Kieran McQuinn, research professor at the Economic and Social Research Institute, said there has been positive developments in recent days for the prospects for the recovery, including the easing of the lockdown restrictions, a tentative hopes that corporation and income tax revenues will hold up better than once feared, as well as the determination of EU leaders to underpin a Europe-wide recovery.
“There are three positive things: The easing of the economic restrictions which boosts economic recovery; the fact that the tax receipts are holding up in some areas; and the developments at the EU level which will help Europe and ourselves to come out of this,” Prof McQuinn told the Irish Examiner.
Last week, Finance Minister Paschal Donohoe and Government officials hailed better-than-expected corporation tax receipts in May as potential evidence that pharmaceutical and tech giants based here and whose global revenues haven’t been hit by the pandemic fallout, will also exceed expectations through the rest of the year.
That in turn could ease some concerns that the budget deficit will inevitably rise above the worst-case outcome of €30bn this year, when the additional costs of supporting the economy by way of the €350-a-week pandemic unemployment and the wage subsidy schemes are taken into account.
Including the regular live register unemployment count, a combined 1.28 million people are in need of some sort of Government payment during the crisis, according to the most recent figures.
May's income tax receipts also held up surprisingly well, probably reflecting the number of jobs that are being supported by the pandemic and wage-subsidy schemes, Prof McQuinn said.
“It is still June and November which are the big months for collecting corporation tax receipts and that will ultimately tell how strong the receipts are for the year, but that they are strong so far is encouraging,” he said.
He said the ESRI had noted in its recent quarterly report that corporation tax receipts had risen strongly at the start of the year but with the caveat that it was still far too early to predict because the Covid-19 economic fallout is such an unprecedented event.
“If the corporation tax receipts do hold up, it will help Government revenues to hold up because the big unknown is corporation tax receipts,” he said.
“Separately, the income tax revenues have been shored up with the Government [pandemic] payments, which is keeping up some of the tax sources, but obviously other activity sources such as the Vat and excise are already posting significant declines,” he said.
“On the exchequer side, we don’t know how much the costs of the pandemic will add up. Our quarterly was based on the assumption that the pandemic payments would come to an end at the end of June and that obviously is not the case and the pandemic payments will continue in one shape or form to the end of the year. That means the cost side is going to be higher,” Prof McQuinn said.

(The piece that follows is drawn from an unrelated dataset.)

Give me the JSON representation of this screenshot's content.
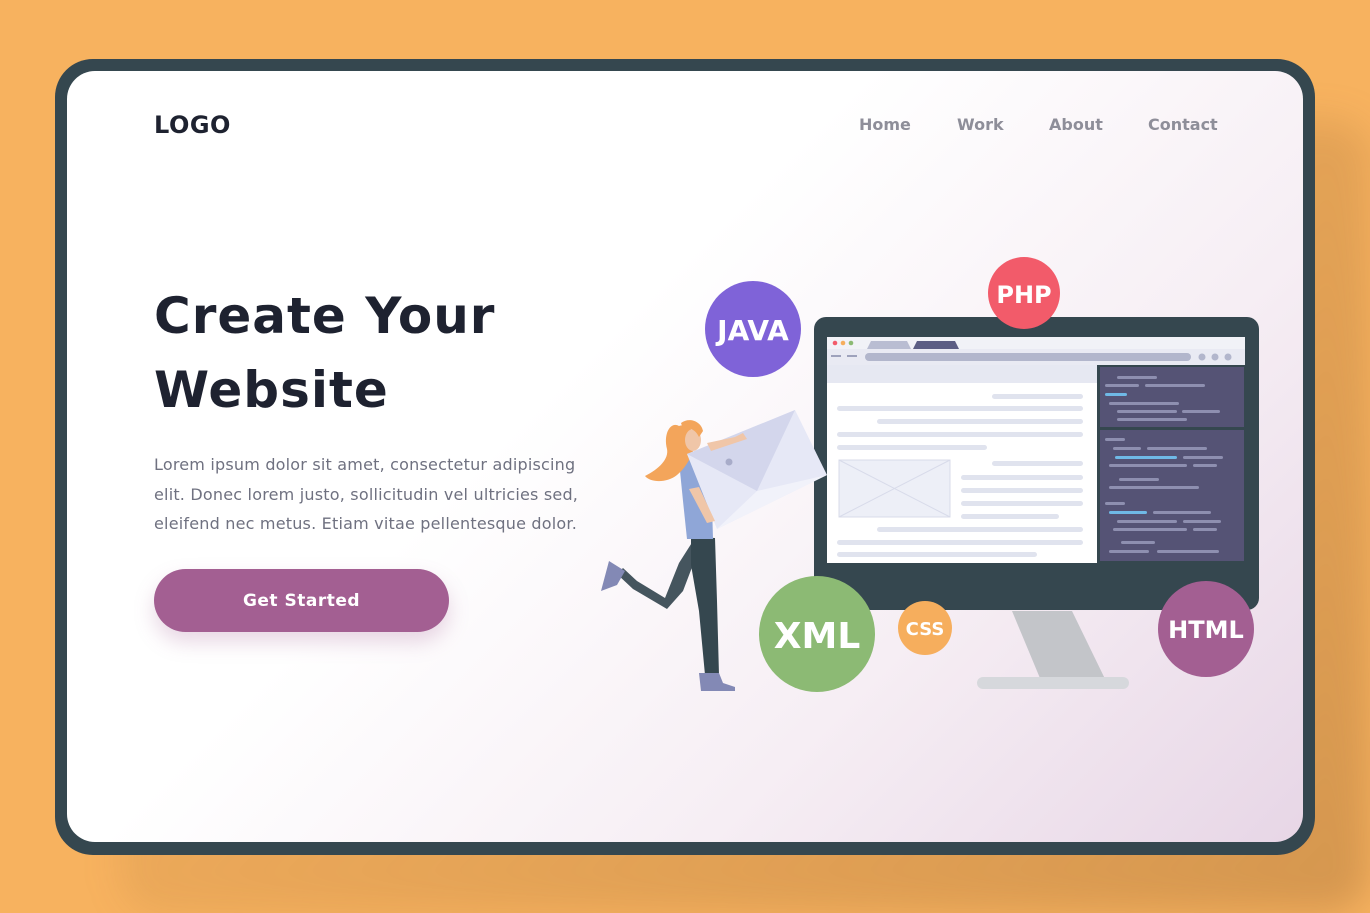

On Government unemployment supports, he predicted the pandemic payments and wage-subsidy schemes would likely be extended to the end of the year to support the economy. “As time moves on it may be necessary to integrate the two payments to encourage people to get back into the labour force,” he said.

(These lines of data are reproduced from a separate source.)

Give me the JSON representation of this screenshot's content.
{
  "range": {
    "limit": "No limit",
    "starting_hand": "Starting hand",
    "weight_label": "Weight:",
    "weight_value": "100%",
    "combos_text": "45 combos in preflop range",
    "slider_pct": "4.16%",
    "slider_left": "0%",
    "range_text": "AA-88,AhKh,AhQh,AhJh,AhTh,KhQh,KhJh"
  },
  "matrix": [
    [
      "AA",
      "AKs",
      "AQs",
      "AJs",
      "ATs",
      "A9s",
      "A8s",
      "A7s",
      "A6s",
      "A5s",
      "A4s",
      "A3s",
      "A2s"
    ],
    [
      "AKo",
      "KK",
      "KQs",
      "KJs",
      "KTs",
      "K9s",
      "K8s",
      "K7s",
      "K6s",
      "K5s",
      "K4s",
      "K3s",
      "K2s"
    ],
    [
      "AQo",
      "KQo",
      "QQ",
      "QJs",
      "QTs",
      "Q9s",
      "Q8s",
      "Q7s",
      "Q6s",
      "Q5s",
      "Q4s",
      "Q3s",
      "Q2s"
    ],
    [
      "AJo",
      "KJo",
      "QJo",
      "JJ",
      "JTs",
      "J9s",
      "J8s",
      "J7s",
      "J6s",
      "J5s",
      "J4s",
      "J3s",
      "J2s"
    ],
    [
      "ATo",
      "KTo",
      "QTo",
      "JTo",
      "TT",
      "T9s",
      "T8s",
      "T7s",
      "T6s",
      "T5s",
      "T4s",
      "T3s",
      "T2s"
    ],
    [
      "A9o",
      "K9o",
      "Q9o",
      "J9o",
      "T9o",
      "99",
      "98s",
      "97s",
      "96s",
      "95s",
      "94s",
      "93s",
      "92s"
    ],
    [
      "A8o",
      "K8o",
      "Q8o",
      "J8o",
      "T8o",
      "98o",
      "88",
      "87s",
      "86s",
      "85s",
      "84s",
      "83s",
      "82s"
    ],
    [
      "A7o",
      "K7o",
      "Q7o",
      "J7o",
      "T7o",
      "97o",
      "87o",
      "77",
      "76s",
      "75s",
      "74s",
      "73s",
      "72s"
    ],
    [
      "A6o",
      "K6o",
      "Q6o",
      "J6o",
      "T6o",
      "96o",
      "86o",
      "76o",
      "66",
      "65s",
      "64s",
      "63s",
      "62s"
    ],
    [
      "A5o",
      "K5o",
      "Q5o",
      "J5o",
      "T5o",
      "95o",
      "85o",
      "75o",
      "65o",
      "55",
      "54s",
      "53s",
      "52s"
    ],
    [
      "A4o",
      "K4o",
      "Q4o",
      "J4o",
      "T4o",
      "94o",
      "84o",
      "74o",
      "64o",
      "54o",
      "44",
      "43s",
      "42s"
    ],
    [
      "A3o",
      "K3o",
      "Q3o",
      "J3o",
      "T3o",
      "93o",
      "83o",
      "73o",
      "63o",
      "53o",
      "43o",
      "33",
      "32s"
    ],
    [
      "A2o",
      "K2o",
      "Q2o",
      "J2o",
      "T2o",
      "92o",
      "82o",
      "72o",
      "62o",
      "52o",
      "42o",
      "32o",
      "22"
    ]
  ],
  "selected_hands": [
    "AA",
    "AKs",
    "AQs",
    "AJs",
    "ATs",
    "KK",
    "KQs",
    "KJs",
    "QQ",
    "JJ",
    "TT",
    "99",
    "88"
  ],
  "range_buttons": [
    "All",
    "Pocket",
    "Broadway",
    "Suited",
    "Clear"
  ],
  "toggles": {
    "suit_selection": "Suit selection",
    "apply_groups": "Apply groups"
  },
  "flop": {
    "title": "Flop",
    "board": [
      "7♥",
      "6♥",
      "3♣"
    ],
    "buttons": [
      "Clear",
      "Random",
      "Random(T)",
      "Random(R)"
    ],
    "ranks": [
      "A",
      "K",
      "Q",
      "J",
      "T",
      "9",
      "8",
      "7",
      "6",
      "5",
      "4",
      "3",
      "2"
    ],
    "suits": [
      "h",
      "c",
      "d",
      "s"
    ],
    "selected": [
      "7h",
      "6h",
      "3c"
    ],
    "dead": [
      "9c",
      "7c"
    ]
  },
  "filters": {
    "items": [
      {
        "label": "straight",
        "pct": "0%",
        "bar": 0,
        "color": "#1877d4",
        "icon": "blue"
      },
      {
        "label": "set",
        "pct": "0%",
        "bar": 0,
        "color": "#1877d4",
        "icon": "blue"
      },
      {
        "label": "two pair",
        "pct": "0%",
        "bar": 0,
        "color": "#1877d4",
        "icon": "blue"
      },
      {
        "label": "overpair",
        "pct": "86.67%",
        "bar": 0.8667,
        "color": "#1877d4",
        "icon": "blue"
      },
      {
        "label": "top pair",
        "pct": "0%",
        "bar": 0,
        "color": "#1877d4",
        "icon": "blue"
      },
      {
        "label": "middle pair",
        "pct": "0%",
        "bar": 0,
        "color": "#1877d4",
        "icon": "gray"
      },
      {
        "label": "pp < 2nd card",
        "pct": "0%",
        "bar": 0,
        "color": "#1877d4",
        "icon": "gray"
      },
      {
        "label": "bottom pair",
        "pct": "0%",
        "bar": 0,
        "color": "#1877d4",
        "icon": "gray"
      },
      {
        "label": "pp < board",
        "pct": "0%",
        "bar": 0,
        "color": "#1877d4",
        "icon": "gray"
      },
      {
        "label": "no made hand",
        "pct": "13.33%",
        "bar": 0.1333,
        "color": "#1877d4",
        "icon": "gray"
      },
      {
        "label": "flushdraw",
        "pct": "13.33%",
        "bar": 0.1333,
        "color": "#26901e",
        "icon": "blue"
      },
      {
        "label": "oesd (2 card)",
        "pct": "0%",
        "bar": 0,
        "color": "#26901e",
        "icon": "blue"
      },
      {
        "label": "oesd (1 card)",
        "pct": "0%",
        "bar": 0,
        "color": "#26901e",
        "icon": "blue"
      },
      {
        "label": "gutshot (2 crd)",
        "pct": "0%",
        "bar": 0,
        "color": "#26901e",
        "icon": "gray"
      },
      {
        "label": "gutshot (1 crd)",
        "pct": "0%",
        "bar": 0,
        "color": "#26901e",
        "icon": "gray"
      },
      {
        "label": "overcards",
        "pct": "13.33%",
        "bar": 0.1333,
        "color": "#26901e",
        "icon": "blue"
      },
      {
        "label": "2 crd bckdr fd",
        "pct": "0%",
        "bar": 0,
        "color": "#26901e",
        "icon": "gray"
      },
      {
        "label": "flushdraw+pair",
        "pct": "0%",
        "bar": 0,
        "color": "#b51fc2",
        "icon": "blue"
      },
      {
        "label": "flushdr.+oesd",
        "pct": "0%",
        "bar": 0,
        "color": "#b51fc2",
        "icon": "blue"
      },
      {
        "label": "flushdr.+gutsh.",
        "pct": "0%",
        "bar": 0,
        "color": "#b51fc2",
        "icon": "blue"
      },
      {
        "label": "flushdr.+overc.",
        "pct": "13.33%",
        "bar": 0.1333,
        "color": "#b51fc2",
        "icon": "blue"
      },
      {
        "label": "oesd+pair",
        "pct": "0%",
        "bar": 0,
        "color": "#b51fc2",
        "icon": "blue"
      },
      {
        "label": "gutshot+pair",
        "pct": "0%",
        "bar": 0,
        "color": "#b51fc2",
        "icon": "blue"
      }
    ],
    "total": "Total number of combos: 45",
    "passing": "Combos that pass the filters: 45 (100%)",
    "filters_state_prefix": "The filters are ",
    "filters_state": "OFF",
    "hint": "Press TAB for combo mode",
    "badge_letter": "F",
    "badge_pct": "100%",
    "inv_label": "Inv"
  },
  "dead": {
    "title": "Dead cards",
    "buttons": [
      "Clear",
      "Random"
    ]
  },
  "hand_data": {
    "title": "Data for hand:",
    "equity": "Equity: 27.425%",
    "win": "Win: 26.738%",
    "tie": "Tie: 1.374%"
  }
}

“But in the short to medium term the payment is necessary to stabilise the economy and some sign of that may be in the income tax receipts which have not fallen as you would expect them to fall given the complete shut down of economic activity," Prof McQuinn said.
The Government should be credited with the speed by which it introduced the pandemic and wage-subsidy schemes, he said.
Meanwhile, business group SME Alliance, which is led by John Moran, the former secretary-general at the Department of Finance, said the Government needs to target aid to small firms with grants and "less costly" liquidity "so that "the right medicine can be delivered to the ailing sector".